Mas, felizmente, somos livres para opinar de formas diferentes.

Filipe Vieira Nicolau disse...

Caro João, compreendo a sua opinião que expressa no último parágrafo e, infelizmente, acabo por concordar. Infelizmente, na medida em que gostaríamos todos de preservar a liberdade de imprensa como valor intocável, integrada num conjunto de princípios de que a civilização ocidental pensa poder orgulhar-se. No entanto, há limites. Vi hoje alguns cartoons do Charlie Hebdo, publicados na edição do DN, e pergunto: é necessário irmos tão longe? Já nem questiono a linguagem, mas sim o bom senso destes textos. Há sátiras e sátiras, e estas entram numa zona muito cinzenta em que os muçulmanos (e não me refiro aos radicais, já que esses aproveitam tudo para seguir os seus fins) podem sentir-se, legitimamente, ofendidos. E aí, como o João afirma e bem, termina a liberdade.
Que fique claro: nada justifica a "horrorosa carnificina" de ontem. Os terroristas radicais devem ser punidos com todos os meios, conforme indicado no primeiro parágrafo. E devemos defender o que se nos afigura importante - de louvar por isso a iniciativa hoje em Lisboa de que o post de M.R. nos informa.
Mas devemos igualmente repensar os perigos e os limites de determinadas atitudes do Ocidente.

MR disse...

Quando falei de laicização tinha a ver com a não permissão dos véus nas escolas públicas.
Quanto à não integração dos imigrantes, acho que tem muito a ver com as condições de vida que eles têm. Todos sabemos que a pobreza é um bom campo para a radicalização.

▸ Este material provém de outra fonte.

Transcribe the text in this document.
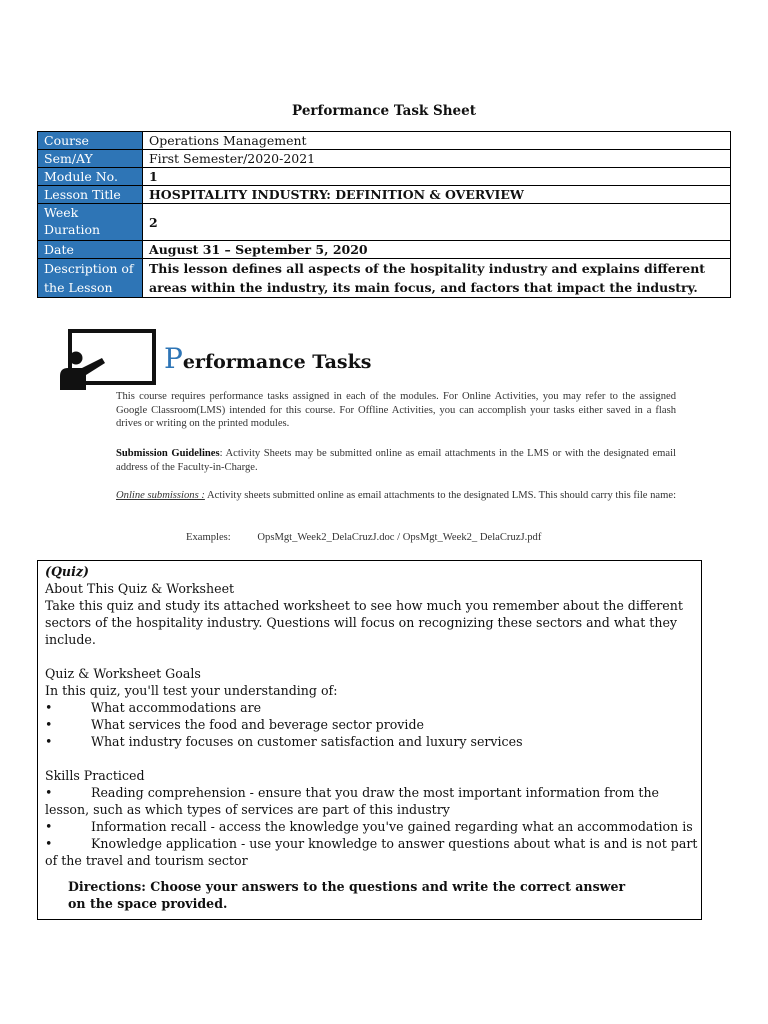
Performance Task Sheet
Course	Operations Management
Sem/AY	First Semester/2020-2021
Module No.	1
Lesson Title	HOSPITALITY INDUSTRY: DEFINITION & OVERVIEW
Week Duration	2
Date	August 31 – September 5, 2020
Description of the Lesson	This lesson defines all aspects of the hospitality industry and explains different areas within the industry, its main focus, and factors that impact the industry.
Performance Tasks
This course requires performance tasks assigned in each of the modules. For Online Activities, you may refer to the assigned Google Classroom(LMS) intended for this course. For Offline Activities, you can accomplish your tasks either saved in a flash drives or writing on the printed modules.
Submission Guidelines: Activity Sheets may be submitted online as email attachments in the LMS or with the designated email address of the Faculty-in-Charge.
Online submissions : Activity sheets submitted online as email attachments to the designated LMS. This should carry this file name:
Examples:	OpsMgt_Week2_DelaCruzJ.doc / OpsMgt_Week2_ DelaCruzJ.pdf

(Quiz)

About This Quiz & Worksheet

Take this quiz and study its attached worksheet to see how much you remember about the different sectors of the hospitality industry. Questions will focus on recognizing these sectors and what they include.

Quiz & Worksheet Goals

In this quiz, you'll test your understanding of:

•	What accommodations are
•	What services the food and beverage sector provide
•	What industry focuses on customer satisfaction and luxury services

Skills Practiced

•	Reading comprehension - ensure that you draw the most important information from the lesson, such as which types of services are part of this industry

•	Information recall - access the knowledge you've gained regarding what an accommodation is

•	Knowledge application - use your knowledge to answer questions about what is and is not part of the travel and tourism sector

Directions: Choose your answers to the questions and write the correct answer
on the space provided.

E daí ao fanatismo...
Os assassinos de ontem são franceses, nascidos em França.

Anónimo disse...

João Mattos e Silva,
O que se passa é que esta geração já não é de imigrantes, é uma geração de franceses e quando olham para o lado, para os franceses, seus concidadãos, acham que não vivem do mesmo modo, nem tiveram as mesmas oportunidades. Esta é que me parece ser a questão mais pertinente e que esteve na origem dos motins no tempo de Sarkozy, o qual teve aquela tirada, bastante infeliz, de lhes chamar escumalha.
Eu sei que Sarkozy também é filho de imigrantes, mas europeus, o que, queiramos ou não, faz toda a diferença. Infelizmente!
Obviamente que estes tipos são assassinos, mas o Ocidente é que os está a formar.
Miss Tolstoi

João Mattos e Silva disse...

MR e Miss Tolstoi. É verdade que as políticas de integração dos emigrantes é uma nódoa em França, tanto como em Portugal. Mas insisto em considerar que neste caso é uma questão religiosa e cultural e não de má integração da emigração. Veja a comunidade portuguesa que viveu em barracas (hoje não é assim) e não fez motins, ou outras que vivem no país e são pacíficas. Estes irmãos são extremistas que se manifestaram pelo terror. Falaram em pobreza? Não, falaram de Maomé que dizem ter vingado. Mas o mal estar existe na comunidade muçulmana e não é só pela pobreza e desigualdade de oportunidades.